"And there was quarreling (Riv) between the herdsmen of Avram’s livestock and the herdsmen of Lot’s livestock… So Avram said to Lot, “Please let there be no strife (M’ree’va) between me and you…” (Genesis 13:7-8)The Torah first labels the argument between the herdsmen of Avraham and Lot as a “Riv,” but shortly afterwards calls it a “M’ree’va.” Both words mean exactly the same thing: ‘quarreling’ or ‘strife.’ The only difference between the two words is that Riv is in masculine-form, while M’ree’va is in feminine-form.
Why the switch?
The Shelah HaKadosh explains that an argument usually proceeds along a natural pathway. A disagreement usually begins as something that is relatively small, but since it’s rarely dealt with properly at the early stages, it mushrooms and begets more fighting and side-issues that expand beyond the subject of the original disagreement.
In this respect, the Shelah remarks that a Machlokes (dispute) is akin to a woman who becomes pregnant and subsequently gives birth to offspring.
It is for this reason that the quarrel between the herdsmen of Avraham and Lot switches from masculine to feminine form.

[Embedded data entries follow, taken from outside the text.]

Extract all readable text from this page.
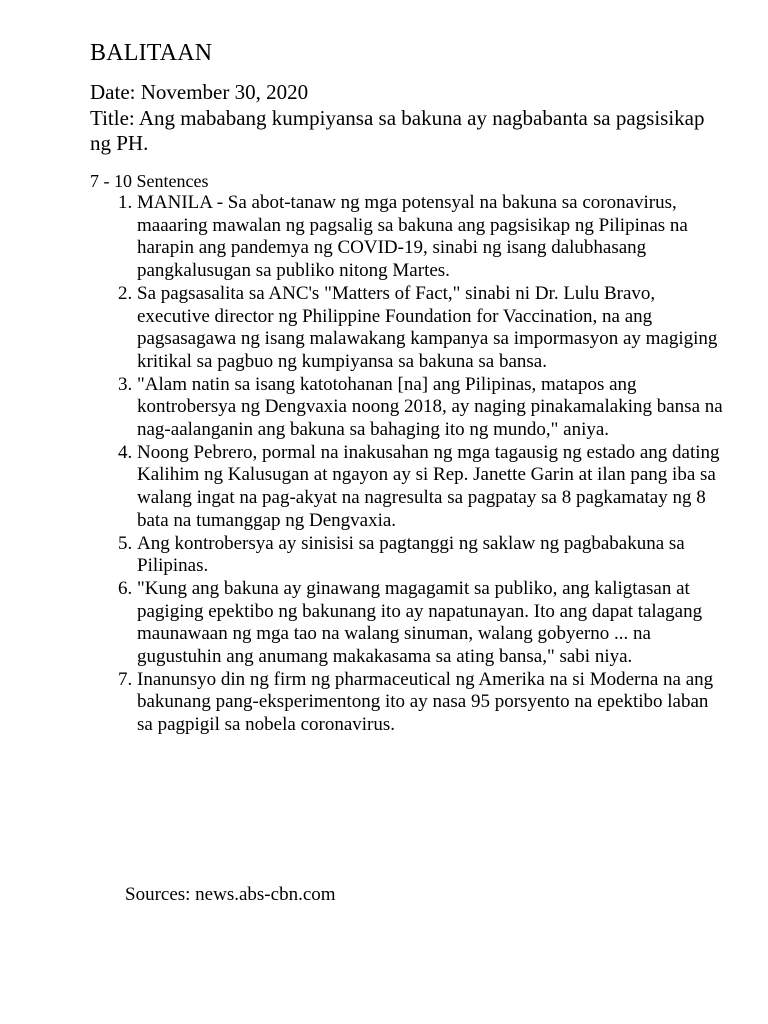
BALITAAN
Date: November 30, 2020
Title: Ang mababang kumpiyansa sa bakuna ay nagbabanta sa pagsisikap ng PH.
7 - 10 Sentences
1. MANILA - Sa abot-tanaw ng mga potensyal na bakuna sa coronavirus, maaaring mawalan ng pagsalig sa bakuna ang pagsisikap ng Pilipinas na harapin ang pandemya ng COVID-19, sinabi ng isang dalubhasang pangkalusugan sa publiko nitong Martes.
2. Sa pagsasalita sa ANC's "Matters of Fact," sinabi ni Dr. Lulu Bravo, executive director ng Philippine Foundation for Vaccination, na ang pagsasagawa ng isang malawakang kampanya sa impormasyon ay magiging kritikal sa pagbuo ng kumpiyansa sa bakuna sa bansa.
3. "Alam natin sa isang katotohanan [na] ang Pilipinas, matapos ang kontrobersya ng Dengvaxia noong 2018, ay naging pinakamalaking bansa na nag-aalanganin ang bakuna sa bahaging ito ng mundo," aniya.
4. Noong Pebrero, pormal na inakusahan ng mga tagausig ng estado ang dating Kalihim ng Kalusugan at ngayon ay si Rep. Janette Garin at ilan pang iba sa walang ingat na pag-akyat na nagresulta sa pagpatay sa 8 pagkamatay ng 8 bata na tumanggap ng Dengvaxia.
5. Ang kontrobersya ay sinisisi sa pagtanggi ng saklaw ng pagbabakuna sa Pilipinas.
6. "Kung ang bakuna ay ginawang magagamit sa publiko, ang kaligtasan at pagiging epektibo ng bakunang ito ay napatunayan. Ito ang dapat talagang maunawaan ng mga tao na walang sinuman, walang gobyerno ... na gugustuhin ang anumang makakasama sa ating bansa," sabi niya.
7. Inanunsyo din ng firm ng pharmaceutical ng Amerika na si Moderna na ang bakunang pang-eksperimentong ito ay nasa 95 porsyento na epektibo laban sa pagpigil sa nobela coronavirus.
Sources: news.abs-cbn.com
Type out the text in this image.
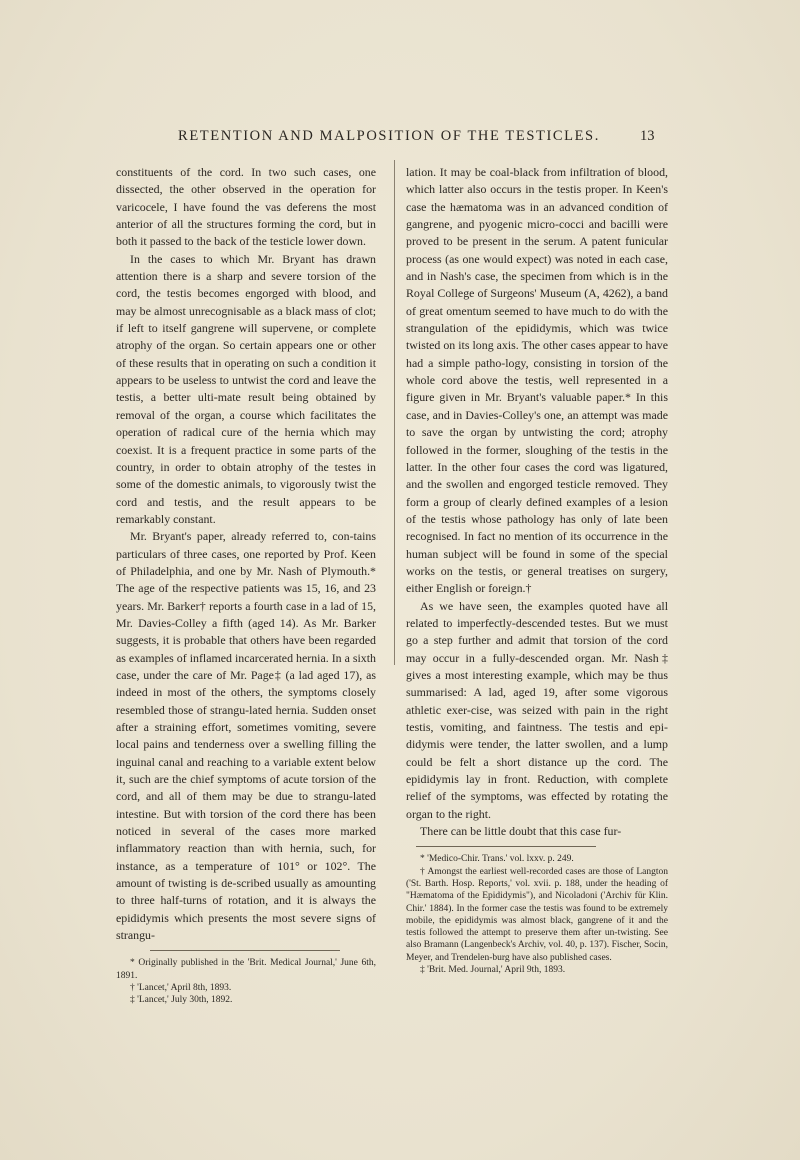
RETENTION AND MALPOSITION OF THE TESTICLES.	13

constituents of the cord. In two such cases, one dissected, the other observed in the operation for varicocele, I have found the vas deferens the most anterior of all the structures forming the cord, but in both it passed to the back of the testicle lower down.

In the cases to which Mr. Bryant has drawn attention there is a sharp and severe torsion of the cord, the testis becomes engorged with blood, and may be almost unrecognisable as a black mass of clot; if left to itself gangrene will supervene, or complete atrophy of the organ. So certain appears one or other of these results that in operating on such a condition it appears to be useless to untwist the cord and leave the testis, a better ulti-mate result being obtained by removal of the organ, a course which facilitates the operation of radical cure of the hernia which may coexist. It is a frequent practice in some parts of the country, in order to obtain atrophy of the testes in some of the domestic animals, to vigorously twist the cord and testis, and the result appears to be remarkably constant.

Mr. Bryant's paper, already referred to, con-tains particulars of three cases, one reported by Prof. Keen of Philadelphia, and one by Mr. Nash of Plymouth.* The age of the respective patients was 15, 16, and 23 years. Mr. Barker† reports a fourth case in a lad of 15, Mr. Davies-Colley a fifth (aged 14). As Mr. Barker suggests, it is probable that others have been regarded as examples of inflamed incarcerated hernia. In a sixth case, under the care of Mr. Page‡ (a lad aged 17), as indeed in most of the others, the symptoms closely resembled those of strangu-lated hernia. Sudden onset after a straining effort, sometimes vomiting, severe local pains and tenderness over a swelling filling the inguinal canal and reaching to a variable extent below it, such are the chief symptoms of acute torsion of the cord, and all of them may be due to strangu-lated intestine. But with torsion of the cord there has been noticed in several of the cases more marked inflammatory reaction than with hernia, such, for instance, as a temperature of 101° or 102°. The amount of twisting is de-scribed usually as amounting to three half-turns of rotation, and it is always the epididymis which presents the most severe signs of strangu-

* Originally published in the 'Brit. Medical Journal,' June 6th, 1891.

† 'Lancet,' April 8th, 1893.

‡ 'Lancet,' July 30th, 1892.

lation. It may be coal-black from infiltration of blood, which latter also occurs in the testis proper. In Keen's case the hæmatoma was in an advanced condition of gangrene, and pyogenic micro-cocci and bacilli were proved to be present in the serum. A patent funicular process (as one would expect) was noted in each case, and in Nash's case, the specimen from which is in the Royal College of Surgeons' Museum (A, 4262), a band of great omentum seemed to have much to do with the strangulation of the epididymis, which was twice twisted on its long axis. The other cases appear to have had a simple patho-logy, consisting in torsion of the whole cord above the testis, well represented in a figure given in Mr. Bryant's valuable paper.* In this case, and in Davies-Colley's one, an attempt was made to save the organ by untwisting the cord; atrophy followed in the former, sloughing of the testis in the latter. In the other four cases the cord was ligatured, and the swollen and engorged testicle removed. They form a group of clearly defined examples of a lesion of the testis whose pathology has only of late been recognised. In fact no mention of its occurrence in the human subject will be found in some of the special works on the testis, or general treatises on surgery, either English or foreign.†

As we have seen, the examples quoted have all related to imperfectly-descended testes. But we must go a step further and admit that torsion of the cord may occur in a fully-descended organ. Mr. Nash‡ gives a most interesting example, which may be thus summarised: A lad, aged 19, after some vigorous athletic exer-cise, was seized with pain in the right testis, vomiting, and faintness. The testis and epi-didymis were tender, the latter swollen, and a lump could be felt a short distance up the cord. The epididymis lay in front. Reduction, with complete relief of the symptoms, was effected by rotating the organ to the right.

There can be little doubt that this case fur-

* 'Medico-Chir. Trans.' vol. lxxv. p. 249.

† Amongst the earliest well-recorded cases are those of Langton ('St. Barth. Hosp. Reports,' vol. xvii. p. 188, under the heading of "Hæmatoma of the Epididymis"), and Nicoladoni ('Archiv für Klin. Chir.' 1884). In the former case the testis was found to be extremely mobile, the epididymis was almost black, gangrene of it and the testis followed the attempt to preserve them after un-twisting. See also Bramann (Langenbeck's Archiv, vol. 40, p. 137). Fischer, Socin, Meyer, and Trendelen-burg have also published cases.

‡ 'Brit. Med. Journal,' April 9th, 1893.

In essence, Avraham was telling Lot that they’d be wise to part ways before their dispute would escalate out of control! Shelah HaKadosh also says that the physical structure of the word “Machlokes” in Loshon HaKodesh (Hebrew) hints to the natural way a dispute grows and grows.
The letter Mem has a small opening, but opens much wider in the following letter, Ches. The next two letters are Lamed and Kuf, and they go up and down. So now we see it widening, and also spreading in all directions! The last letter of the word, Taf, has two legs, to show that at this point, it’ll be sturdy and sadly remain… And Shelah comments that the Vav in the middle represents a stick of Machlokes, or a snake.